The primary aim of this study was to calculate extrapolation factors at various specific species and generic levels using a new harmonization of effect concentration indicators. Deriving extrapolation factors for individual chemical subgroups is a natural next step to enhance the accuracy of these factors. However, to avoid erroneous assignments, the precise definition of such subgroups based on chemical structure, known modes of action, or uses requires careful consideration. For example, in the PFAS grouping used in this study, a total of 202 chemicals were found in the freshwater ecosystem with available data. The R2 values were low due to the high diversity within the group, indicating that further classification into different PFAS subgroups may be necessary to increase coherence and improve R2 values.
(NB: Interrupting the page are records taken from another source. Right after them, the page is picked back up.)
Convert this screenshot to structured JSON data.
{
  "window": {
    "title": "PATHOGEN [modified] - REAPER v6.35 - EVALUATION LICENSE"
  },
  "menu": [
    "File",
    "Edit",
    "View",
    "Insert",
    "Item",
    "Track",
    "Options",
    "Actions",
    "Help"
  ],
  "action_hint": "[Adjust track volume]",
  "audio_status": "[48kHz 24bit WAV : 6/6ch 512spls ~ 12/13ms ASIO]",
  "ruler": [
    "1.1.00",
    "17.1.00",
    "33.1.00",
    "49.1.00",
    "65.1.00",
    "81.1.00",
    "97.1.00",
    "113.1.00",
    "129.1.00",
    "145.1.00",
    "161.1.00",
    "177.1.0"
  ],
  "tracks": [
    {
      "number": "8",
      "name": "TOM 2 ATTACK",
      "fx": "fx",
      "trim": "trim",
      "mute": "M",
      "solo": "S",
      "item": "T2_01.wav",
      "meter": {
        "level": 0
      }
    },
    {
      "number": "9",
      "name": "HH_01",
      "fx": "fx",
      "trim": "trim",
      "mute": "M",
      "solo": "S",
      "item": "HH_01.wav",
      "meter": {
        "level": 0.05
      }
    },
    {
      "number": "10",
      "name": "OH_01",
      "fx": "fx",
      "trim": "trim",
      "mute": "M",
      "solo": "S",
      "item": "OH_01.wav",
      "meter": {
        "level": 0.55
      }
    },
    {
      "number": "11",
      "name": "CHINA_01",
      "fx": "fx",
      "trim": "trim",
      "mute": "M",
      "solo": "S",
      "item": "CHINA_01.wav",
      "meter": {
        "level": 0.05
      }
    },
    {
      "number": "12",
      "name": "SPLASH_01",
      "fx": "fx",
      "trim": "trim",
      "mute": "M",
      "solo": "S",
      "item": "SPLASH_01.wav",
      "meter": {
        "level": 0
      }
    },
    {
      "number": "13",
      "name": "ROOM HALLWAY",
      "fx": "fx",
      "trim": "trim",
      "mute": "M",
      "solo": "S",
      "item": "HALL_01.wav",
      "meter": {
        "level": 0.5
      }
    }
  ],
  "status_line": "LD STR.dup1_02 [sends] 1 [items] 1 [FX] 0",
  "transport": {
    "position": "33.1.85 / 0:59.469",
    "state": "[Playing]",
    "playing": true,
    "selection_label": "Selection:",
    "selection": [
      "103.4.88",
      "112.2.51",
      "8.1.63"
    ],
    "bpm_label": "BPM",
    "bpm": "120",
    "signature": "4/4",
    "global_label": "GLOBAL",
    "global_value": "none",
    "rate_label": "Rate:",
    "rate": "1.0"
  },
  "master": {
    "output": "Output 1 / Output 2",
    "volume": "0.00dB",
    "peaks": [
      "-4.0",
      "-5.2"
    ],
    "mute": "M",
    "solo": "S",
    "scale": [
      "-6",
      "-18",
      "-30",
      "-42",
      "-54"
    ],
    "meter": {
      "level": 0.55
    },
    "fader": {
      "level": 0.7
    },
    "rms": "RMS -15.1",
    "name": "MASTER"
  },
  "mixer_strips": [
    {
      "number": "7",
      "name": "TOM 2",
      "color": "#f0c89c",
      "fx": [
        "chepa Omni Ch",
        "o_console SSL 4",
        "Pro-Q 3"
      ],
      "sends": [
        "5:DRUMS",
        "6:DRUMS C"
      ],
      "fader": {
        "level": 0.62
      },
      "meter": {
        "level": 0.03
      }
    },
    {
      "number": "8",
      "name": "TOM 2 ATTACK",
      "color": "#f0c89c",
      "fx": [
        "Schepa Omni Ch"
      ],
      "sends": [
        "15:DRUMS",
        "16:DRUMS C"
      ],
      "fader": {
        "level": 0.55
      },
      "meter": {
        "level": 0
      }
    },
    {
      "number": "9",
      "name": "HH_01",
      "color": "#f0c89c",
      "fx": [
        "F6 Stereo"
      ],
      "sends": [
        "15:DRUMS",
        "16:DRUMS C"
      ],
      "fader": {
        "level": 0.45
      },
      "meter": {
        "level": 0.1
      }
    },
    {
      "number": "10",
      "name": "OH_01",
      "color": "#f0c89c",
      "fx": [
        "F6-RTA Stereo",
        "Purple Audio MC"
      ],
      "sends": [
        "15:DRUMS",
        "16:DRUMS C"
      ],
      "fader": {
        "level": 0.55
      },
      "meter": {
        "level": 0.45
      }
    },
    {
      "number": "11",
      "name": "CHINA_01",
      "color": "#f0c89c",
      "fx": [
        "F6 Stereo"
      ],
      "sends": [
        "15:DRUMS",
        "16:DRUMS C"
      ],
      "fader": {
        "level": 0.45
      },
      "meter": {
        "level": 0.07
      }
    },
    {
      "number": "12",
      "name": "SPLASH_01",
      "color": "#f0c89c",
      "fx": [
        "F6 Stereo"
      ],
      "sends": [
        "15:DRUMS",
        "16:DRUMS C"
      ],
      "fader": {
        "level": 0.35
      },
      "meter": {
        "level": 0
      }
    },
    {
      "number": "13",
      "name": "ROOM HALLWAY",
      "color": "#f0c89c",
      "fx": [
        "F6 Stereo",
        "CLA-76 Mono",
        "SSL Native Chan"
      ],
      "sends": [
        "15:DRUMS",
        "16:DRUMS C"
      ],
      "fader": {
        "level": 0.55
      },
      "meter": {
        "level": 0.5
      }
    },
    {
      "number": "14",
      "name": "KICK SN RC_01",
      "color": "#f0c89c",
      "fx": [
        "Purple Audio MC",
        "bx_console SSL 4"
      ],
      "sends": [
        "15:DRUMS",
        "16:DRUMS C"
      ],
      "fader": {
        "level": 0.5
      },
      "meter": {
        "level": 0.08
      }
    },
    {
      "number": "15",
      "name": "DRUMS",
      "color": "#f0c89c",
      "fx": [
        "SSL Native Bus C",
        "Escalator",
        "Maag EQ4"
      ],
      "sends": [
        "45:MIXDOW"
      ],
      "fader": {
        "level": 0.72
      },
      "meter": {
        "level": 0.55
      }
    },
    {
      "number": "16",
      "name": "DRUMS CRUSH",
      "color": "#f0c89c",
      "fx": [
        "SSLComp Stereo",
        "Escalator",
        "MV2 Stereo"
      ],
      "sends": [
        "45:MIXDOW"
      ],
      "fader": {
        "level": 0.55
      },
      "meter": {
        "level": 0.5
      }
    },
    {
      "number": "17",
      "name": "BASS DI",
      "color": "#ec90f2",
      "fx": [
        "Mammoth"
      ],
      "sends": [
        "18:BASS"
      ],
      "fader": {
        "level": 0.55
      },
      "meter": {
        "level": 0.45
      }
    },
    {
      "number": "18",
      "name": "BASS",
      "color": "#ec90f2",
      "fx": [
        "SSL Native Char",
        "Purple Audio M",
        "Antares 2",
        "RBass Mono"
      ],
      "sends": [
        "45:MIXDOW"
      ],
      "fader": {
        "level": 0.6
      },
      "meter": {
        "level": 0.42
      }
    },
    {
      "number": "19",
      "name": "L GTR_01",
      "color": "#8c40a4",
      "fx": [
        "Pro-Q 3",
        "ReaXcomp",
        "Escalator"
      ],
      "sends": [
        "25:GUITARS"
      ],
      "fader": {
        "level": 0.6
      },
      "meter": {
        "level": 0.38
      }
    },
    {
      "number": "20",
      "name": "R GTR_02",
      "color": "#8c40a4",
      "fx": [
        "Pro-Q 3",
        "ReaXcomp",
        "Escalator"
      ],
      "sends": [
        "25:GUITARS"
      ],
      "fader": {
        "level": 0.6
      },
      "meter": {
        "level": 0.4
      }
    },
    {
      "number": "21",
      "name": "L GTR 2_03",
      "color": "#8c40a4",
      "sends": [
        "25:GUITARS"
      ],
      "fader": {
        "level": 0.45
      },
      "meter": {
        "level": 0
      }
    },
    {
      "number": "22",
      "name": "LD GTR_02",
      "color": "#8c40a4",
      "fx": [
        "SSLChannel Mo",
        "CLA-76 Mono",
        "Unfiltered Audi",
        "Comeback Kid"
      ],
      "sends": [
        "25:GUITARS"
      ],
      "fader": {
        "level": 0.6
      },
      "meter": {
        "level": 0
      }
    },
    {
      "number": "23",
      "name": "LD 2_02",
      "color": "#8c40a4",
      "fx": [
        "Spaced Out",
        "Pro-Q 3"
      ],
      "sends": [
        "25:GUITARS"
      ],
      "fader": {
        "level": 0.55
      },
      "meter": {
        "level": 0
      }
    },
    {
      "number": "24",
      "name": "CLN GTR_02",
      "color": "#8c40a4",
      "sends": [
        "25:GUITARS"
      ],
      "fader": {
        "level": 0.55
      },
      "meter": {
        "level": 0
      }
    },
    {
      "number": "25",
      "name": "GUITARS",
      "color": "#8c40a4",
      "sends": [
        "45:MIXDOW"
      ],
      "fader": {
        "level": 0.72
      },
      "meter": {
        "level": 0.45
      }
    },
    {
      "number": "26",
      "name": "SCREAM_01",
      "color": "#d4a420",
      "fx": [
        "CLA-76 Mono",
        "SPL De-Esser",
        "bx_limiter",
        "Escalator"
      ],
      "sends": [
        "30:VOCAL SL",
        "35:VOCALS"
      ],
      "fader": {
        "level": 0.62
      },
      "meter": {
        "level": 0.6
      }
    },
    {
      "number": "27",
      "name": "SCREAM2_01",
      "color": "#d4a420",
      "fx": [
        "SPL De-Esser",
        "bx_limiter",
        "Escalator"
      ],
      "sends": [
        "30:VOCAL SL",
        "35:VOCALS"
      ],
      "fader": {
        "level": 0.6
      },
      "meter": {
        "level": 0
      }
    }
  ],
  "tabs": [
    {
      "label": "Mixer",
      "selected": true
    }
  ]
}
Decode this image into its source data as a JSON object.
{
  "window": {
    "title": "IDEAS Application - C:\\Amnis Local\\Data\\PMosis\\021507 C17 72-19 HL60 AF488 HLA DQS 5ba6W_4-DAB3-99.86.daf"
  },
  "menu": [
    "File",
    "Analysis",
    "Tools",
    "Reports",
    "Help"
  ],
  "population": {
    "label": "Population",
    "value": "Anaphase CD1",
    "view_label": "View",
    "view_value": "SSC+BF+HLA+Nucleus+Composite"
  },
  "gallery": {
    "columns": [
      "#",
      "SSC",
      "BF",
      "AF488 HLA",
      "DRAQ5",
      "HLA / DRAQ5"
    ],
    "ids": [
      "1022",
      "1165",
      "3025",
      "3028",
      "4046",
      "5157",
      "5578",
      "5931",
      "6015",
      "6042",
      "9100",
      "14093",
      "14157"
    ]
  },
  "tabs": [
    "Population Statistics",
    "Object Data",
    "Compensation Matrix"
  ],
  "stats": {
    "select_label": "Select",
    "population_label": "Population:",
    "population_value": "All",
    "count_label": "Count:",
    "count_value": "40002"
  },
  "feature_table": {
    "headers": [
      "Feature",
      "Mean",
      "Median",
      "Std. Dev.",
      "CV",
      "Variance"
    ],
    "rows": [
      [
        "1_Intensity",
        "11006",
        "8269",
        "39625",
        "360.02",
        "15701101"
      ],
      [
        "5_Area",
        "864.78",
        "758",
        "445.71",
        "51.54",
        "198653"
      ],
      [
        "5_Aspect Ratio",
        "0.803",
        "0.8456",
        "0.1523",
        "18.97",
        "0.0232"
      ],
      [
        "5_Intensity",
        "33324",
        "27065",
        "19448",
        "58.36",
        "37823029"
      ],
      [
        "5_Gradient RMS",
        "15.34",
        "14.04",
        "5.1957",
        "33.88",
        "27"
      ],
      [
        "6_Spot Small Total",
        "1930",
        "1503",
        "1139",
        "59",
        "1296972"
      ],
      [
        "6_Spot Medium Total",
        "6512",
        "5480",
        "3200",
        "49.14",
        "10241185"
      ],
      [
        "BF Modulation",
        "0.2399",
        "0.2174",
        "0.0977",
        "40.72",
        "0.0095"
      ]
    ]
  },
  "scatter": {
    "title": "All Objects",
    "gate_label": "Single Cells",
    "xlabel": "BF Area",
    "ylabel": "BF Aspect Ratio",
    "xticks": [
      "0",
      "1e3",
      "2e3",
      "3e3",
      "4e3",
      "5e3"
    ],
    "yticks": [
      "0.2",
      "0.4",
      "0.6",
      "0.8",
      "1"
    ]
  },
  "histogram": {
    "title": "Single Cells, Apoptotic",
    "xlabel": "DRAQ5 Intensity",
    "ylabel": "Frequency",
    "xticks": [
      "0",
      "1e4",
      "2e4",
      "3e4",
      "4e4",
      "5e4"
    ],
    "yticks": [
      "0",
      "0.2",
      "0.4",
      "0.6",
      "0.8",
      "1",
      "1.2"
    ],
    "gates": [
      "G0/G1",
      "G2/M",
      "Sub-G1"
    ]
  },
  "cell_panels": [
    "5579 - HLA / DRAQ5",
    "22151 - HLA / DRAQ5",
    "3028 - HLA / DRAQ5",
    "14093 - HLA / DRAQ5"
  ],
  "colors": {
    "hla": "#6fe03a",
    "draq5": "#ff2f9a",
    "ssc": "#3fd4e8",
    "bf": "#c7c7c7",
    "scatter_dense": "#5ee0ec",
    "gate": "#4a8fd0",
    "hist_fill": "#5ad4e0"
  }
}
Although this is beyond the scope of this study, we attempted to provide generic extrapolation factors for different chemical groups utilizing chemical groups based on the EPA DSSTox Tree. In total, generic extrapolation factors were calculated for 15 chemical groups as detailed in the supplementary information in Table G3. Due to limitations in the number of datapoints per group, species-specific extrapolation factors were not calculated, but generic factors were provided. The default extrapolation factors for different chemical groups to EC50eq chronic are within the range of 0.77 to 2.56 from EC10eq acute, 2.71 to 7.69 from EC10eq chronic, and 0.21 to 0.59 from EC50eq acute, with median values of 0.99, 3.48, and 0.42, respectively. These correspond to values of 0.99, 3.51, and 0.45 calculated for all organic chemicals in the freshwater ecosystem in this study. For extrapolation to EC10eq chronic, the factors range from 0.24 to 0.41 from EC10eq acute, 0.05 to 0.15 from EC50eq acute, and 0.13 to 0.37 from EC50eq chronic, with median values of 0.30, 0.11, and 0.29. These correspond to values of 0.29, 0.13, and 0.29 calculated for all organic chemicals in the freshwater ecosystem in this study. This indicates that future refinements in extrapolation factors for different chemical groups will not primarily result from the addition of new data, but also from a more detailed examination of already available data.

4 Conclusions

This paper presents three steps forward in relation to previous work: it uses a more extensive database of experimental ecotoxicity data than its predecessors accounted for 339,729 datapoints across 10,668 chemicals, it uses a modified curation process compared with them, and it delivers extrapolation factors converting various effect concentration indicators to EC10eq chronic that is recommended for calculating USEtox EFs. This research calculated 3 generic and 24 species group-specific extrapolation factors, tailored to various effect concentration indicators and exposure durations, facilitating the conversion of effect concentration indicator groups (EC10eq and EC50eq) to a chronic EC10eq. This, in turn, will enable ecotoxicity characterization factor calculations in USEtox. It is to be expected that more data will be available for calculations like ours in the future as toxicological testing and digitalization proceed. However, it is unlikely that large differences will occur as each individual new datapoint will have less and less impact on the end results. Thus, either looking specifically at now understudied groups or generating specifically more EC10eq chronic data should be prioritized.